Veteran climate activist Paul Ruzycki logs Arctic meltdown

Ice navigator Paul Ruzycki of Canada looks on board the Greenpeace's 'Arctic Sunrise' ship in the middle of the Arctic Ocean, hundreds of miles above the Arctic Circle. REUTERS/Natalie Thomas

Aboard 'Arctic Sunrise': Jailed in Russia in 2013 for trying to halt oil drilling in the Arctic, a disillusioned Paul Ruzycki switched to working on cargo ships for a while before the words of Greta Thunberg inspired him to return to his life as a climate activist.

The grizzled 55-year-old is now ice navigator on board a Greenpeace ship in the Arctic, and painfully aware of how much more fragile the environment he has devoted much of his life to protecting has become in the three decades he has sailed the globe with the group.

"I used to say to my friends back home, go up and see the Arctic before it's gone, but I think that joke is turning out to be a reality," he told Reuters TV from the Arctic Sunrise, where he is helping gather data on biodiversity and the impact of global warming.

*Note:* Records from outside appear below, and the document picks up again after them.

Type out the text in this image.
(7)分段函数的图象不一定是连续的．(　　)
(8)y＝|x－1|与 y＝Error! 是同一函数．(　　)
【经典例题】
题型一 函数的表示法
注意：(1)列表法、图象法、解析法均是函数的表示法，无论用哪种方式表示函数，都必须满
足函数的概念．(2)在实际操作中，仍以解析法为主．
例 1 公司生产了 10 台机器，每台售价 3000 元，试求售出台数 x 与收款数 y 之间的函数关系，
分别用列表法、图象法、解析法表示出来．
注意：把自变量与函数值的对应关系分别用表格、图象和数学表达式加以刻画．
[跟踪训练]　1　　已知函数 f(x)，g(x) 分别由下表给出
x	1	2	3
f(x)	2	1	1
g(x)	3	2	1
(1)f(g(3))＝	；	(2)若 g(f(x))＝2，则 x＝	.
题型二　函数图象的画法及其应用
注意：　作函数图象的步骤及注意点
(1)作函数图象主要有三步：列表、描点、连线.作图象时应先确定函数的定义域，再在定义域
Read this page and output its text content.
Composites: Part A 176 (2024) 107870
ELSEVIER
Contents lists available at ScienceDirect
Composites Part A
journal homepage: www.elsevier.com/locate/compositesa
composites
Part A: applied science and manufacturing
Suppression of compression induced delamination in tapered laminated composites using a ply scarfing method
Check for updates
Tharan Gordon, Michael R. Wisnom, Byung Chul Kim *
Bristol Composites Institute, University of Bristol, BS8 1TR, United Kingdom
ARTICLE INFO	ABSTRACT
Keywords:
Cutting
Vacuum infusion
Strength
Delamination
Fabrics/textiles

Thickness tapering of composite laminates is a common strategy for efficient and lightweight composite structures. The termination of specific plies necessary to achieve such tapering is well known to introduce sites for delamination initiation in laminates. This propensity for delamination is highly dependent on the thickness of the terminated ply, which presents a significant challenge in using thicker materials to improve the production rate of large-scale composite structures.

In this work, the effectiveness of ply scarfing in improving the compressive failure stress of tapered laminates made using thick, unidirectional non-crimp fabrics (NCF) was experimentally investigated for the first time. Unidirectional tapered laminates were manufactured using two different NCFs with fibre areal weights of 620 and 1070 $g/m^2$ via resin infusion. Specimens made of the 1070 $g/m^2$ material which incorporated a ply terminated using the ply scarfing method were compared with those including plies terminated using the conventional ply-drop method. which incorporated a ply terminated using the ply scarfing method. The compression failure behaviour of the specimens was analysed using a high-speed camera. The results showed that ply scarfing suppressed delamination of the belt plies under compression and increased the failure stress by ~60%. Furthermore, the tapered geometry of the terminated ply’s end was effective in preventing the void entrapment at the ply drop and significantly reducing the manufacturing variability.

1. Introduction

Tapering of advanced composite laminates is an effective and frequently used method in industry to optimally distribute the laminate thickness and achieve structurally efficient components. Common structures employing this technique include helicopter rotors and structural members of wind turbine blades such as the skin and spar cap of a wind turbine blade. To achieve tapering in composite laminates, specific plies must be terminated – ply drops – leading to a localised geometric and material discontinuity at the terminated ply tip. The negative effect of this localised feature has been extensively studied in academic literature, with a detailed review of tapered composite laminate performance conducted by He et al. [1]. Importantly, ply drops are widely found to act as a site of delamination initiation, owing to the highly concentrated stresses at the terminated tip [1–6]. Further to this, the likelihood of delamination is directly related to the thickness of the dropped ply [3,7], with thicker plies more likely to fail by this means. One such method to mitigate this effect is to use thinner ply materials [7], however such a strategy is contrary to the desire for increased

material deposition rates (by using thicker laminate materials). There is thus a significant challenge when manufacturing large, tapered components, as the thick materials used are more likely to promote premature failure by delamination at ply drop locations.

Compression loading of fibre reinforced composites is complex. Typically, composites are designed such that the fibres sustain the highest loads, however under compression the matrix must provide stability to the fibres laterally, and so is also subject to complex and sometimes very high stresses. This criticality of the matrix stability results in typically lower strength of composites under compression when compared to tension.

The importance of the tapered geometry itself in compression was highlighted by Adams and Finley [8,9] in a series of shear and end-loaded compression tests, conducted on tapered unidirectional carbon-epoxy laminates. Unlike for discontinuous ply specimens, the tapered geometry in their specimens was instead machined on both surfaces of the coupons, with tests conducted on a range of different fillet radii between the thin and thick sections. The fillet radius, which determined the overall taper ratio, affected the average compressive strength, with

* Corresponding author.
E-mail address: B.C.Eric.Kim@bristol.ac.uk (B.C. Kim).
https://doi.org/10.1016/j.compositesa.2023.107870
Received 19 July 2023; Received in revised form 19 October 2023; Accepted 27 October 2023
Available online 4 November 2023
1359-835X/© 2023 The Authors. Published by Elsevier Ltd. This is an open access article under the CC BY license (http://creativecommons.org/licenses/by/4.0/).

"Over the years, you hear that the Arctic will be ice-free first in a hundred years, then 75 years, and most recently I heard 15 years ice-free in the summer."

A Canadian, Ruzycki became a sailor at 19 and spent a couple of years plying the Great Lakes and coast of North America, where the pollution he observed led to an association with Greenpeace that has lasted for most of his career.

Now on his 20th trip to the Arctic, he has also confronted Norwegian and Japanese whalers and protested against nuclear bomb testing in the Pacific Ocean.

He fell out of love with activism after his arrest and detention in Russia.

"I just got tired; governments and people weren't listening."

Then the words of a young Swedish girl who popped up on the TV news "kind of woke me up again.

"I thought maybe there's some hope for the young people," he said. "I thought maybe it is worth a second shot."